Don’t stay cooped up in your townhouse. Spend time outdoors to better connect with your neighbors. Most communities have some sort of common outdoor space where people tend to gather. That might be the green space in front of the buildings or a courtyard. Figure out where your neighbors hang out and go there too.
Make a Facebook Page
A Facebook page is a great way to help neighbors stay connected. Even if your homeowner’s association doesn’t have a page, you can set up an unofficial page for neighbors to communicate. It’s a great place to make announcements, such as upcoming work in the community. It’s also a way for residents to ask questions or find out if other people are experiencing the same problems as them.

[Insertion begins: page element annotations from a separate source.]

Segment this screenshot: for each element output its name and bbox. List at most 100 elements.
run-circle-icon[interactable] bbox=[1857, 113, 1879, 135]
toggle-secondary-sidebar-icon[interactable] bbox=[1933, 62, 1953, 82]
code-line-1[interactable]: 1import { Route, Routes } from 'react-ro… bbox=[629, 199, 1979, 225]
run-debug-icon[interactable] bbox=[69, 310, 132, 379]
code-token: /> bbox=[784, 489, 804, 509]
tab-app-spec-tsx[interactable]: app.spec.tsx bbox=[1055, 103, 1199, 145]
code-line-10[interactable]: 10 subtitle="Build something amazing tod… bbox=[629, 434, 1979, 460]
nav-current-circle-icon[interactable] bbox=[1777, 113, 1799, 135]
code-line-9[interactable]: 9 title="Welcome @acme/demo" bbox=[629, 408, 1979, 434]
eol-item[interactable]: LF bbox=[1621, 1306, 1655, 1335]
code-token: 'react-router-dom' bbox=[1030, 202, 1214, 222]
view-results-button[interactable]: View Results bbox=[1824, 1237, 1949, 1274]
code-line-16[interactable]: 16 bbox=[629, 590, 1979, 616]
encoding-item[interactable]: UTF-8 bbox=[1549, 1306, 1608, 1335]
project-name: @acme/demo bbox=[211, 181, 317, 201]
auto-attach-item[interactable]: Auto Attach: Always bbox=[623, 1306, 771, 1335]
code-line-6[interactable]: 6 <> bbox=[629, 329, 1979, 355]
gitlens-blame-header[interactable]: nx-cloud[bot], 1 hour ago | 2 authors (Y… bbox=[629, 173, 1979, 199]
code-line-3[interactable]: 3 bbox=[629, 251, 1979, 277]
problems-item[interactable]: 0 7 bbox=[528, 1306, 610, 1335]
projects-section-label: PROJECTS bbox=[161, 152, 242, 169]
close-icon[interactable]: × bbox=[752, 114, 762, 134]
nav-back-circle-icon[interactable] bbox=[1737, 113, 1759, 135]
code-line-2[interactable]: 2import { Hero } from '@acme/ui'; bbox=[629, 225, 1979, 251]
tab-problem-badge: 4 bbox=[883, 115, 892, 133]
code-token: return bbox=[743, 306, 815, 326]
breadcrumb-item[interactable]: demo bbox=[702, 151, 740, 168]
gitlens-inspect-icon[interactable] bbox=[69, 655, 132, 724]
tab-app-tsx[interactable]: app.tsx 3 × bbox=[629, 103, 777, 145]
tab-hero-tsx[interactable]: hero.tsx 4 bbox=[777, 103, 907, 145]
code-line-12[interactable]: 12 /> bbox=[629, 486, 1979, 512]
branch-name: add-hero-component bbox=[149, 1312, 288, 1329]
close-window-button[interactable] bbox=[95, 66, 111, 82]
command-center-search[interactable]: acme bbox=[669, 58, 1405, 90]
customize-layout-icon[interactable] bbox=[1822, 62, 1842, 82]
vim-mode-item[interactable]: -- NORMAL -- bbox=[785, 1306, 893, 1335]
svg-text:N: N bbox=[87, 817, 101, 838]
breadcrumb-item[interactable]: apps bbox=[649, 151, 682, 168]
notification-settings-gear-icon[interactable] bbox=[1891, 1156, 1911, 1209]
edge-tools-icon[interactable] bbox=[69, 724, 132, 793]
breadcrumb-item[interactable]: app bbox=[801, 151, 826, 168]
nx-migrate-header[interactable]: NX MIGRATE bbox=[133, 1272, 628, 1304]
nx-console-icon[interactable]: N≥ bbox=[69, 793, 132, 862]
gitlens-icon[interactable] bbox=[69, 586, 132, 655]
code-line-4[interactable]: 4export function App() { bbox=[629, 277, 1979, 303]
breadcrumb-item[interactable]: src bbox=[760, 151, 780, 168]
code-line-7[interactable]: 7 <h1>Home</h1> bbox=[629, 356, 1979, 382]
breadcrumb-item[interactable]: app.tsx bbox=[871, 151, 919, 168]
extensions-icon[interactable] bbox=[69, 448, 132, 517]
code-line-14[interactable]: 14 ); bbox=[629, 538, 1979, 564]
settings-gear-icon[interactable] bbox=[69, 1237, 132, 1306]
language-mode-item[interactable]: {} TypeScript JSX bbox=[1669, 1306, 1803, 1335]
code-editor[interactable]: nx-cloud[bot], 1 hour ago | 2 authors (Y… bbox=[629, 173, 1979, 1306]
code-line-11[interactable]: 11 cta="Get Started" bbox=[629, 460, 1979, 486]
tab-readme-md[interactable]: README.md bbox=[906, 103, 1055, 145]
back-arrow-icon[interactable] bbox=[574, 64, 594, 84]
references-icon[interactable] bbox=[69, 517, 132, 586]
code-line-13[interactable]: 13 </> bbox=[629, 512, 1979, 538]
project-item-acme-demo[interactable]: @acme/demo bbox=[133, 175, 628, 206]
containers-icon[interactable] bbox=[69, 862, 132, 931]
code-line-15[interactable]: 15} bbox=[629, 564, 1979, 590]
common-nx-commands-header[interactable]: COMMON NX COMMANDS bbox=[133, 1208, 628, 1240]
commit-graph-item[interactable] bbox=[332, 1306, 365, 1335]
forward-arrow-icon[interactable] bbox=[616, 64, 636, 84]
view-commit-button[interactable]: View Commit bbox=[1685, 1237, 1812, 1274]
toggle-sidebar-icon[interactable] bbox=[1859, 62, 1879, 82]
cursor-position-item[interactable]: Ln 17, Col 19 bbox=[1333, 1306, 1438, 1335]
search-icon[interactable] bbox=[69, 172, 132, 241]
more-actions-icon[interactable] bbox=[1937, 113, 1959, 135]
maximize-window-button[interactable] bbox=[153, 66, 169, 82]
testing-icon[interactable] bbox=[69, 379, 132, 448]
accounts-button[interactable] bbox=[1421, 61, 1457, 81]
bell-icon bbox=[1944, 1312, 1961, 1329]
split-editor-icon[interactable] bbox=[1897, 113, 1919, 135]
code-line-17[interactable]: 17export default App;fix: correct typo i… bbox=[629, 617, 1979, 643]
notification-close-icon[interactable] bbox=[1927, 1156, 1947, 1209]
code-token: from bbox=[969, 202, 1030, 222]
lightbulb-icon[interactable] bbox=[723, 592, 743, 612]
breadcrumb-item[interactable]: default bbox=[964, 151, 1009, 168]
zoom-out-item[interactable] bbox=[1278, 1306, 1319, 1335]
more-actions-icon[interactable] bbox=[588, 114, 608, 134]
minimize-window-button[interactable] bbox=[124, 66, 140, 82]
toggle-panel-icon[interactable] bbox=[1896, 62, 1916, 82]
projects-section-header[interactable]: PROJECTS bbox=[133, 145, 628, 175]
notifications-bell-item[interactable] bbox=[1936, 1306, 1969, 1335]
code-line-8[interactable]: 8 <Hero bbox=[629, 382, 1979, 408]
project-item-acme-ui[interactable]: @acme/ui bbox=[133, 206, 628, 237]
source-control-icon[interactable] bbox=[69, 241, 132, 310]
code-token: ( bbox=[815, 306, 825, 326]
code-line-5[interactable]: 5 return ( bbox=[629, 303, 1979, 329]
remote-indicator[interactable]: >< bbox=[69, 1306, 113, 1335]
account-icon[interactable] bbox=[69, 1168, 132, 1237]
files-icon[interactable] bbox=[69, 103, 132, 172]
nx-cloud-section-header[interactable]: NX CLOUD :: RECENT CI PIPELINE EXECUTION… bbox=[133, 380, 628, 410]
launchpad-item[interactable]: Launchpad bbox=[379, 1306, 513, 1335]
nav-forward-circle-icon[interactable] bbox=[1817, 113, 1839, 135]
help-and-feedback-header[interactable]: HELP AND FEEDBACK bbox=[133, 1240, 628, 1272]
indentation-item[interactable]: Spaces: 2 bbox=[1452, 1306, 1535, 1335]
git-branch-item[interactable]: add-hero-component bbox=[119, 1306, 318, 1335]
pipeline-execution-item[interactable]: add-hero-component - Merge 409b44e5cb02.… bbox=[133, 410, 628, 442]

Most homeowner’s associations that take care of townhouse communities host regular meetings for residents. If the association doesn’t have regular meetings, push them to start. This is your chance to communicate with those in charge and with your neighbors. Going to a meeting helps the residents bond and join together to get improvements made. If you see the opportunity to attend a community meeting, take it.
Not much happening in your townhouse community? Make an effort to plan events to encourage neighborhood participation. If the community has a clubhouse, use it to host a kids’ holiday party, for example. Or get some of your neighbors to help plan a community picnic or party. These events bring the residents together and give people a chance to meet.
Watch out for Others
One thing that makes a community great is a group of residents who look out for one another. Take the initiative to look out for your neighbors. Keep an eye out for suspicious activity. Get to know your neighbors personally so you know when something isn’t right. Often it just takes one or two people to put forth the effort to get everyone to investing more in each other.